Data integration competency centers. To avoid conflict, to assure that all work gets done, and to avoid redundant teams and infrastructure, many organizations have founded a data integration competency center. A competency center is a neutral organization that provides centralized shared services in support of a range of business initiatives and technical implementations—not just data warehousing. Furthermore, relative to architecture, a data integration competency center establishes development standards and architectural patterns; it encourages reuse; and it owns enterprise data integration infrastructure (which influences architecture). The rise of an independent team—as seen in competency centers—is further proof of data integration’s autonomy.

Data integration architecture is set to go service-oriented.

Data integration architecture is heading out on the leading edge by incorporating service-oriented architecture (SOA). Note that SOA won’t replace current hub-based architectures for data integration. Hubs will remain but be extended by services. The goal is to provide the ultimate spoke, namely the data integration service. For that to happen, the integration server at the hub has to support a data integration service registry.

The benefits of SOA to data integration architecture are enormous. After all, data integration is all about interfaces to heterogeneous systems coupled with sophisticated data transformation at the hub. SOA gives data integration a wider range of interface possibilities, and many of these allow it to participate in composite application architectures. For example, a data integration service can bring integrated data into a wide variety of applications, especially those for operational BI, embedded reporting, performance management, and dashboards. Depending on several factors, a data integration service may integrate data on demand for time-sensitive business practices like just-in-time inventory or customer service.

A data integration service is a generalized interface, so a data integration tool can call and be called in a reusable fashion from data quality or application integration tools, achieving greater interoperability with these. Progressively, data integration infrastructure is an enabler for data management practices like master data management (MDM), customer data integration (CDI), and product information management (PIM). A data integration service could provide functions for these that are easily embedded in various operational or analytic applications. As you can see, the architectural variations are increasing—in a positive way—as data integration embraces services.

Recommendations

Recognize that data integration architecture exists. Although it overlaps with data warehousing architecture and interacts with the entire business intelligence technology stack, data integration architecture is an autonomous structure demanded of an autonomous practice.

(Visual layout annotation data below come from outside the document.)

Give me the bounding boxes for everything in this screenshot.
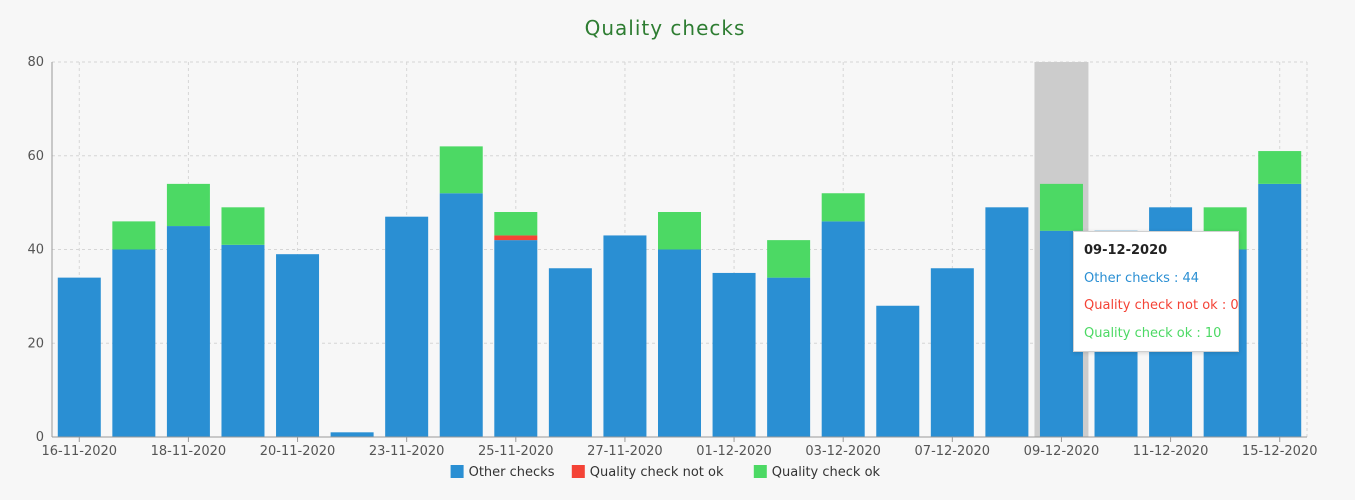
bar-segment[interactable]	[1258, 183, 1302, 437]
y-tick-label: 80	[27, 55, 44, 70]
x-axis-ticks: 16-11-2020 18-11-2020 20-11-2020 23-11-2020…	[42, 437, 1318, 459]
y-tick-label: 0	[36, 430, 44, 445]
bar-segment[interactable]	[166, 183, 210, 227]
x-tick-label: 20-11-2020	[260, 444, 336, 459]
bar-segment[interactable]	[821, 193, 865, 222]
x-tick-label: 15-12-2020	[1242, 444, 1318, 459]
x-tick-label: 27-11-2020	[587, 444, 663, 459]
bar-segment[interactable]	[385, 216, 429, 437]
bar-segment[interactable]	[658, 249, 701, 438]
chart-title: Quality checks	[585, 16, 746, 40]
bar-segment[interactable]	[1039, 183, 1083, 231]
bar-segment[interactable]	[603, 235, 647, 437]
x-tick-label: 11-12-2020	[1133, 444, 1209, 459]
bar-segment[interactable]	[330, 432, 374, 437]
bar-segment[interactable]	[876, 305, 920, 437]
bar-segment[interactable]	[112, 221, 156, 250]
x-tick-label: 23-11-2020	[369, 444, 445, 459]
bar-segment[interactable]	[767, 240, 811, 278]
bar-segment[interactable]	[112, 249, 156, 438]
tooltip-other-checks: Other checks : 44	[1084, 270, 1200, 286]
tooltip-quality-check-ok: Quality check ok : 10	[1084, 325, 1222, 341]
x-tick-label: 01-12-2020	[696, 444, 772, 459]
legend: Other checks Quality check not ok Quality …	[450, 465, 881, 480]
bar-segment[interactable]	[821, 221, 865, 437]
bar-segment[interactable]	[439, 193, 483, 437]
tooltip: 09-12-2020 Other checks : 44 Quality che…	[1073, 231, 1239, 352]
axes	[51, 62, 1307, 438]
bar-segment[interactable]	[494, 235, 538, 241]
bar-segment[interactable]	[712, 272, 756, 437]
x-tick-label: 18-11-2020	[151, 444, 227, 459]
bar-segment[interactable]	[494, 212, 538, 236]
y-axis-ticks: 0 20 40 60 80	[27, 55, 44, 445]
legend-swatch[interactable]	[450, 465, 464, 478]
bar-segment[interactable]	[57, 277, 101, 437]
x-tick-label: 09-12-2020	[1024, 444, 1100, 459]
x-tick-label: 07-12-2020	[915, 444, 991, 459]
tooltip-quality-check-not-ok: Quality check not ok : 0	[1084, 298, 1239, 313]
bar-segment[interactable]	[439, 146, 483, 194]
y-tick-label: 20	[27, 336, 44, 351]
bar-segment[interactable]	[767, 277, 811, 437]
legend-swatch[interactable]	[753, 465, 767, 478]
x-tick-label: 25-11-2020	[478, 444, 554, 459]
y-tick-label: 40	[27, 243, 44, 258]
legend-label[interactable]: Other checks	[469, 465, 555, 480]
bar-segment[interactable]	[221, 207, 265, 245]
x-tick-label: 03-12-2020	[805, 444, 881, 459]
bar-segment[interactable]	[985, 207, 1029, 437]
y-tick-label: 60	[27, 149, 44, 164]
legend-swatch[interactable]	[571, 465, 585, 478]
x-tick-label: 16-11-2020	[42, 444, 118, 459]
bar-segment[interactable]	[548, 268, 592, 437]
legend-label[interactable]: Quality check not ok	[590, 465, 724, 480]
tooltip-date: 09-12-2020	[1084, 243, 1168, 258]
legend-label[interactable]: Quality check ok	[772, 465, 881, 480]
bar-segment[interactable]	[930, 268, 974, 437]
bar-segment[interactable]	[1258, 151, 1302, 184]
bar-segment[interactable]	[658, 212, 701, 250]
bar-segment[interactable]	[166, 226, 210, 437]
bar-segment[interactable]	[276, 254, 320, 437]
bar-segment[interactable]	[221, 244, 265, 437]
bar-segment[interactable]	[494, 240, 538, 437]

Give the autonomous practice of data integration autonomous staffing. Instead of scavenging the data integration specialists from your data warehouse team, consider establishing a data integration competency center.

Adopt hub-and-spoke architecture for most data integration implementations. After all, the hub reduces the number of interfaces and provides a pattern that everyone can understand and be productive with. And hub-and-spoke architecture is conducive with other worthy goals, like reuse, productivity, collaboration, and consistent development standards.

Don’t be doctrinaire about hub-and-spoke architecture. Otherwise, you’ll heap a heavy workload on the hub. To accommodate large data volumes and/or complex transformational processing, distribute the workload beyond the hub through various types of pre-processing and post-processing.

Embrace services. The data integration service extends existing hub-and-spoke architectures with new interfaces, so data integration hubs can embed functions into a wide range of traditional and composite application architectures.